Blue Ridge 2

It was just out of Boone on 321 on a downhill slope where I broke away from my father. It was raining and I think it had him spooked, the road to Erwin curves and twists, but they’re wide through the mountains there so it runs about 55 plus. I was sick of worrying about his Harley behind me, checking my mirrors after each dogleg, my mother towing the trailer behind him, sick of the rain. I had come down here to tear through those hollows like I had before, rising up from Tennessee come morning and gone into the Carolina highlands.

A solid hour of burned homesteads to bank past, goat shacks, paint-flecked pine wrecks tumbling. Each smooth arc run on little traction as rain was falling, stitching them together down the mountain to Erwin. Gearing down past the highest fingers of Boone Lake, flooded oaks rising from the water yet. I felt reckless and wild again. I didn’t know how far back dad was. I was ticking off the pissant towns flying past.

I drove it deep into the valley when I spotted the turn-out over the bridge across from the grocery. The bridge ran over a falls, dad said later he saw an eagle gutting down through the cut.
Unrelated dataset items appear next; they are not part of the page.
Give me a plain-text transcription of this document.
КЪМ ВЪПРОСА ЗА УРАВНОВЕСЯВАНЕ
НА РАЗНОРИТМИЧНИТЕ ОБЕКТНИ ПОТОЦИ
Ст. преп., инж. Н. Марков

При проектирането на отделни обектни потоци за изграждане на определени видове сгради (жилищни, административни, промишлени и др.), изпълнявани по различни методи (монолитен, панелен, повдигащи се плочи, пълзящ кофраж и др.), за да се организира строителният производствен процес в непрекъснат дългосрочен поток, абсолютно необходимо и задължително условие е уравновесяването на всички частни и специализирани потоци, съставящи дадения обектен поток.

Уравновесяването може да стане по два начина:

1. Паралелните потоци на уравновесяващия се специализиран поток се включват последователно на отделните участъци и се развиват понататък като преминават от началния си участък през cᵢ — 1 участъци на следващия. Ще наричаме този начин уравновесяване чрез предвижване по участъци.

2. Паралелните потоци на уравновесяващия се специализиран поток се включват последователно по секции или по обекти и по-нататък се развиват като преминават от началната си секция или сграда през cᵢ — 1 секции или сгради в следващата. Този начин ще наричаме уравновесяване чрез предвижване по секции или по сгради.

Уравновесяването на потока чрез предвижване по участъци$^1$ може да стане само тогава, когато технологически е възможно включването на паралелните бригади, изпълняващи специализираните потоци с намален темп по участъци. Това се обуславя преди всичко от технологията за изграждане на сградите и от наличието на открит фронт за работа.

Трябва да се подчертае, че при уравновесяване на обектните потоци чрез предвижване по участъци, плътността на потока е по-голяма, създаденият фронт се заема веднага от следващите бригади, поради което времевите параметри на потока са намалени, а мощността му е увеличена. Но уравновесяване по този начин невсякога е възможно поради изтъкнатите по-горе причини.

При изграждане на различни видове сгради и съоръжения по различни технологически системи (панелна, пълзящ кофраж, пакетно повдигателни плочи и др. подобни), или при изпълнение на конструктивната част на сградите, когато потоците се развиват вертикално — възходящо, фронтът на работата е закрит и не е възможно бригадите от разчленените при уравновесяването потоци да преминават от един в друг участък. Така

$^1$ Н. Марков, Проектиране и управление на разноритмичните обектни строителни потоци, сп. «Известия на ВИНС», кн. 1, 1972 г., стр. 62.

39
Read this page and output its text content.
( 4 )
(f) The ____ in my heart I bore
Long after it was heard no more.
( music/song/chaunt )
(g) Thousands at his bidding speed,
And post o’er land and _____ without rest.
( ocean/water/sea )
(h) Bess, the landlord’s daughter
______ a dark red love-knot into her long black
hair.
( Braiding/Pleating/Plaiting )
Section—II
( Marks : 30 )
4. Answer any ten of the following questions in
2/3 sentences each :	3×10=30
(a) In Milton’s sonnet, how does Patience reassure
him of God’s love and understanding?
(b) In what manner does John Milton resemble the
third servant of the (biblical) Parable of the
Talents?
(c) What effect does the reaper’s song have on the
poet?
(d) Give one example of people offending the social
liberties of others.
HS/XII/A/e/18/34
There were vehicles lining the front of the filling station, I aimed for a small paved patch that turned back to a fishing spot. Braking, the rear tire locked up and I went into a fifty yard skid, the back end getting sideways out from under me. I eased off and it barked back upright. I got it slowed again and pulled off. The whole valley was quiet except for my engine’s low idle. I was breathing heavy in the helmet.

There was no movement from the store. I looked around, the high ridges, tall poplars, mist and smoke; I could’ve bit it there, I thought, and been satisfied.

From down the ridge, the sound of my father preceded his crossing the iron bridge. His sound filled the valley; he was running it faster now. I throttled my machine back onto the roadway and got ahead of him, barely.